Significance of the Chapter’s Name

When Pitt County was formed in 1760, its inhabitants realized there was no town within its boundaries to serve as a county seat. It was not until 1771 that an “Act for Laying Out a Town of Martinsborough on the Land of Richard Evans” was passed by the Assembly. Since Evans died before the transaction was legalized, it was his widow, Susanna Coutanch Evans, who “confirmed to the Commissioners” this land for the town to be laid out. The area was later renamed Greenville and is situated on the Tar River.

Susanna was the daughter of Sara Pilkington and Michael Coutanch. Her father built a house in Bath, North Carolina, where it still stands on Front Street.
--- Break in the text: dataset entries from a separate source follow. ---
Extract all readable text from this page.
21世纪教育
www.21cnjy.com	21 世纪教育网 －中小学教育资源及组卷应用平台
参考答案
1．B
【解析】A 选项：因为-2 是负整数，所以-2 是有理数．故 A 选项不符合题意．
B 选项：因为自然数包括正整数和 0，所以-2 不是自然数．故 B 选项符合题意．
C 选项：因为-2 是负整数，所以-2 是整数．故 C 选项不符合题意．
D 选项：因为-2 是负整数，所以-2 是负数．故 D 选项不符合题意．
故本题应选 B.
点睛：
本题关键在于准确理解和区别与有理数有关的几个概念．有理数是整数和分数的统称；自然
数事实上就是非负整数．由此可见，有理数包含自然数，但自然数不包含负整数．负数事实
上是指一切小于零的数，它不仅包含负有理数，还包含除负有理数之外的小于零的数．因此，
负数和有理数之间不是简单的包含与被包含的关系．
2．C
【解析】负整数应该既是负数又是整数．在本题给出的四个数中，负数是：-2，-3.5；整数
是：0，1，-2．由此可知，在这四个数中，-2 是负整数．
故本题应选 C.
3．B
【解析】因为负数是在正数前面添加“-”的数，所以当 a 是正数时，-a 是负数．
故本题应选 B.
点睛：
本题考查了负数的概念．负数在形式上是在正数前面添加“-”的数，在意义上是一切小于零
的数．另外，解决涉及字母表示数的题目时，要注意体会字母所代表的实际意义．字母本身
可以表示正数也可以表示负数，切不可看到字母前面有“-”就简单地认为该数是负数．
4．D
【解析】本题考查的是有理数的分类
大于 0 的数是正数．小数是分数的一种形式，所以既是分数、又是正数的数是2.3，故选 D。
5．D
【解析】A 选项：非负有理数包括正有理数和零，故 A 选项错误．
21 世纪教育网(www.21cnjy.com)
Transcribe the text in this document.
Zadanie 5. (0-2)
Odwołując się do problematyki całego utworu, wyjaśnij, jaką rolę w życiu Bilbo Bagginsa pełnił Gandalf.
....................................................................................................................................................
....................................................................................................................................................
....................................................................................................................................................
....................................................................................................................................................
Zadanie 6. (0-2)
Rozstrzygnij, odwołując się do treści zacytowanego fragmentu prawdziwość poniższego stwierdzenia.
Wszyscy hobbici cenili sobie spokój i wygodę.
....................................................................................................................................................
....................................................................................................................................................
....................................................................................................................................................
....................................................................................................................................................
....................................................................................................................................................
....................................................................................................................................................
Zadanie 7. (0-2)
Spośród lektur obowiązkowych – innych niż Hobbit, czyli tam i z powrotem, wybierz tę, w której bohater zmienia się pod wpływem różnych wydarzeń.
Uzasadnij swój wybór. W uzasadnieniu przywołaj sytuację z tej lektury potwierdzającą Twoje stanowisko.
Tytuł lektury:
A remarkable feature of the house is the chimney, which covers most of the side of the house. Called a “pants chimney” it gives the appearance of a pair of pants standing on the waistband with legs in the air. Two windows in the chimney open into two small rooms surrounded on three sides by the chimney. The house was sold to Colonel Robert Palmer in the 1760s. Early in the 19th century it passed to the Marsh family. Today, a National Historic Landmark, it is known as the Palmer-Marsh House. Michael Coutanch is interred in the back of the yard.

In all probability, Richard Evans discussed his migration to Pitt County with his father-in-law in this house, thus setting in motion a chain of events that was to culminate in the establishment of another town up the river. On his southern tour, George Washington was to refer to Greenville as “that trifling place.”

Guided tours of the Palmer-Marsh House are available to the visiting public.